Contra esta tesis herética, que da al Logos un fundamento sólido en el Padre, los obispos reunidos por el emperador Constancio en Serdica (343) afirman con claridad que también el Hijo es «anárquico» y, como tal, «reina absoluta, anárquica e infinitamente (pantote, anarchos kai ateleutetos) junto con el Padre».
¿Por qué esta controversia, más allá de sus sutilezas bizantinas, me parece tan importante? Porque, desde el momento que el hijo no es nada más que la palabra y la acción del Padre, incluso, más precisamente, el principal actor de la «economía» de la salvación, es decir, del gobierno divino del mundo, lo que está aquí en cuestión es el problema del carácter «anárquico», es decir, infundado, del lenguaje, de la acción y del gobierno. El capitalismo hereda, seculariza y lleva al extremo el carácter anárquico de la cristología. Si no se entiende esta vocación anárquica originaria de la cristología, no es posible comprender ni el desarrollo histórico sucesivo de la teología cristiana, con su deriva ateológica latente, ni la historia de la filosofía y de la política occidentales, con su cesura entre ontología y praxis, entre ser y actuar, y su énfasis consiguiente en la voluntad y en la libertad. Que Cristo es anárquico significa, en última instancia, que, en el Occidente moderno, lenguaje, praxis y economía no tienen fundamento en el ser.
Ahora comprendemos mejor por qué la religión capitalista y las filosofías a ella subalternas necesitan tanto la voluntad y la libertad. Libertad y voluntad significan simplemente que ser y actuar, ontología y praxis, que en mundo clásico estaban estrechamente combinadas, ahora separan sus caminos. La acción humana no está ya fundada en el ser: por esto es libre, es decir, condenada al azar y a la aleatoriedad.
Quisiera interrumpir mi breve arqueología de la religión capitalista. No habrá aquí una conclusión. Pienso, de hecho, que, tanto en la filosofía como en el arte, no podemos «concluir» una obra: podemos sólo abandonarla, como Giacometti decía de sus cuadros. Pero si hay algo que quisiera confiar a la reflexión de ustedes, esto es justamente el problema de la anarquía.
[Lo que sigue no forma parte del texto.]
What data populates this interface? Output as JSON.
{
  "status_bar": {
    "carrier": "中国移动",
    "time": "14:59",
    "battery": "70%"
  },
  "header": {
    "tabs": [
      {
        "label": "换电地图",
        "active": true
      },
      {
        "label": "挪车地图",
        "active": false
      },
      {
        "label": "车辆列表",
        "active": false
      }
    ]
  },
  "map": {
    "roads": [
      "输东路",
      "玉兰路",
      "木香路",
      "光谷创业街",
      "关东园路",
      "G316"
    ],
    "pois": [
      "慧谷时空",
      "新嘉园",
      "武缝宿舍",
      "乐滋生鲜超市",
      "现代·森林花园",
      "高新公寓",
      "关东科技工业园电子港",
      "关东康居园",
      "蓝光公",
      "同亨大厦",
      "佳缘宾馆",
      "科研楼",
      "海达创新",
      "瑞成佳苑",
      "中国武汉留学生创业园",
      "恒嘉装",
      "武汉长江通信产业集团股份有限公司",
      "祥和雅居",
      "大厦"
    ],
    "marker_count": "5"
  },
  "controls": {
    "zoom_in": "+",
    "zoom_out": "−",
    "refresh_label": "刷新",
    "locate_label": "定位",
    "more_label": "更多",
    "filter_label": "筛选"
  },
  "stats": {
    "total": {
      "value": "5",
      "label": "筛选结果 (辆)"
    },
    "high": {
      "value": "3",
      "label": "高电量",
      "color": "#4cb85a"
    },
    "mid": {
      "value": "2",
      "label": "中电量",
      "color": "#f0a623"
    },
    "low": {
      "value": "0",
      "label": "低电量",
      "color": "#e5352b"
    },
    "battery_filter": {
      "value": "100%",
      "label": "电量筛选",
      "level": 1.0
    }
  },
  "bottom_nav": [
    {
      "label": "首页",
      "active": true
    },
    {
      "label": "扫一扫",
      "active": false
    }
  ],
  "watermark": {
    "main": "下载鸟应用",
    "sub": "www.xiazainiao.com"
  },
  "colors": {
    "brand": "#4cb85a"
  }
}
Contra la anarquía del poder, yo no intento invocar un retorno a un fundamento sólido en el ser: incluso si hubiéramos poseído alguna vez tal fundamento, lo cierto es que lo hemos perdido o hemos olvidado el acceso a él. Creo, sin embargo, que una comprensión lúcida de la anarquía profunda de la sociedad en la cual vivimos es el único modo correcto de plantear el problema del poder y, al mismo tiempo, aquel de la anarquía verdadera. La anarquía es aquello que se vuelve posible sólo en el punto en que aferramos la anarquía del poder. Construcción y destrucción coinciden aquí sin residuos. Pero, para citar las palabras de Michel Foucault, lo que así obtenemos «no es nada más y nada menos que la apertura de un espacio en el que pensar vuelve a ser nuevamente posible».